Fairview’s town council asked voters to approve a hefty $25.5 million in bond debt, along with a projected 21-percent property tax increase to pay for it, to build a new municipal complex. The voters overwhelming said “No” by a margin of 70 to 30 percent.

The proposed multi-million-dollar complex would have included a fire station; a fire administration building; a multi-purpose space for an emergency operation center, community meeting space, and training facility; and a public works office and service yard.

The town projected that repaying the bond would increase Fairview’s property tax rate by 7.5 cents per $100 valuation, to 43.4999 cents – about $370 a year for the average $493,150 home.

Fairview taxpayers are already on the hook for over $29 million in outstanding bond debt principal and interest.

Both the turnout and the results of Fairview’s bond election are unusual.

Statewide turnout for the 2017 constitutional amendment election was under six percent. In Collin County, where Fairview is located, just under five percent voted on the amendments, while local elections with candidates on the ballot drew turnout in the teens. The next-highest local bond proposition turnout in the county was 17.4 percent for Community ISD’s bond – and it passed with 61.9 percent of the vote

In fact, most bond propositions pass. According to the Texas Bond Review Board, from 2000 through November 2017, Texas voters approved 86 percent of city bond propositions. That means Texas has the second-highest per-capita local debt in the nation thanks in part to taxpayers themselves – or a fraction of them.

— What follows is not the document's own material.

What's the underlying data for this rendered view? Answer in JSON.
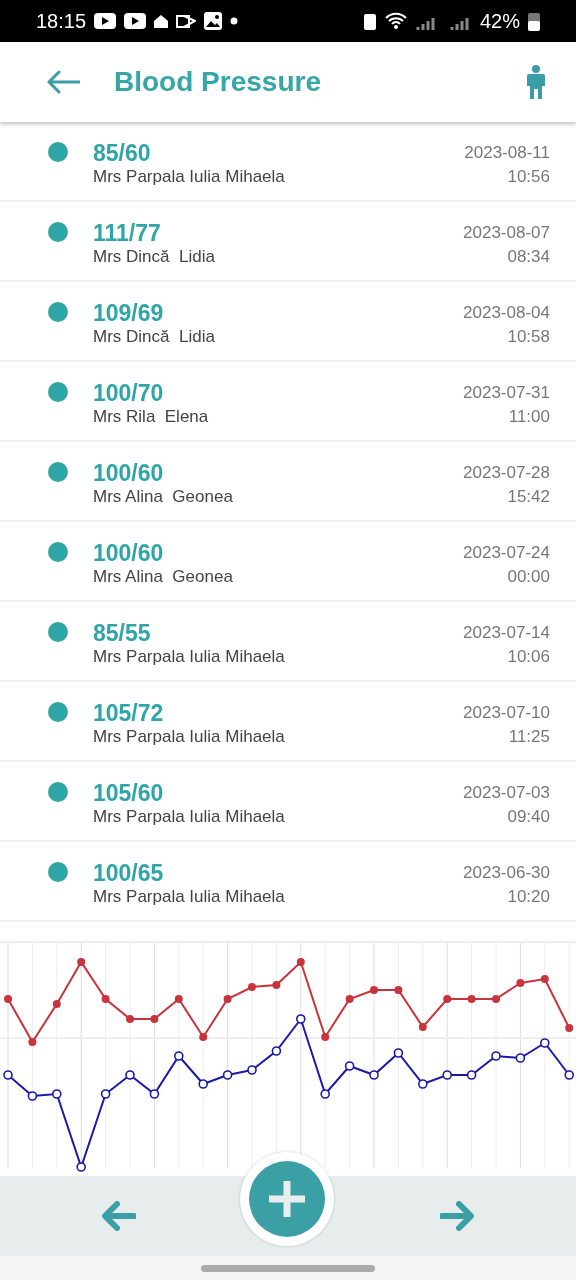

Bonds and other schemes to spend more of taxpayers’ money are generally more likely to pass in low-turnout elections, when fewer voters are paying attention. That’s why local governments so often put them on the ballot during elections with low voter interest – allowing a small fraction of voters to commit all taxpayers to governments’ often-extravagant spending plans.

Requiring a minimum voter turnout for bond approvals to be valid is a commonsense election code reform that Texas could enact to mitigate this problem.

This time, though, the citizens of Fairview were paying attention and turned out in big numbers to defeat a big bond.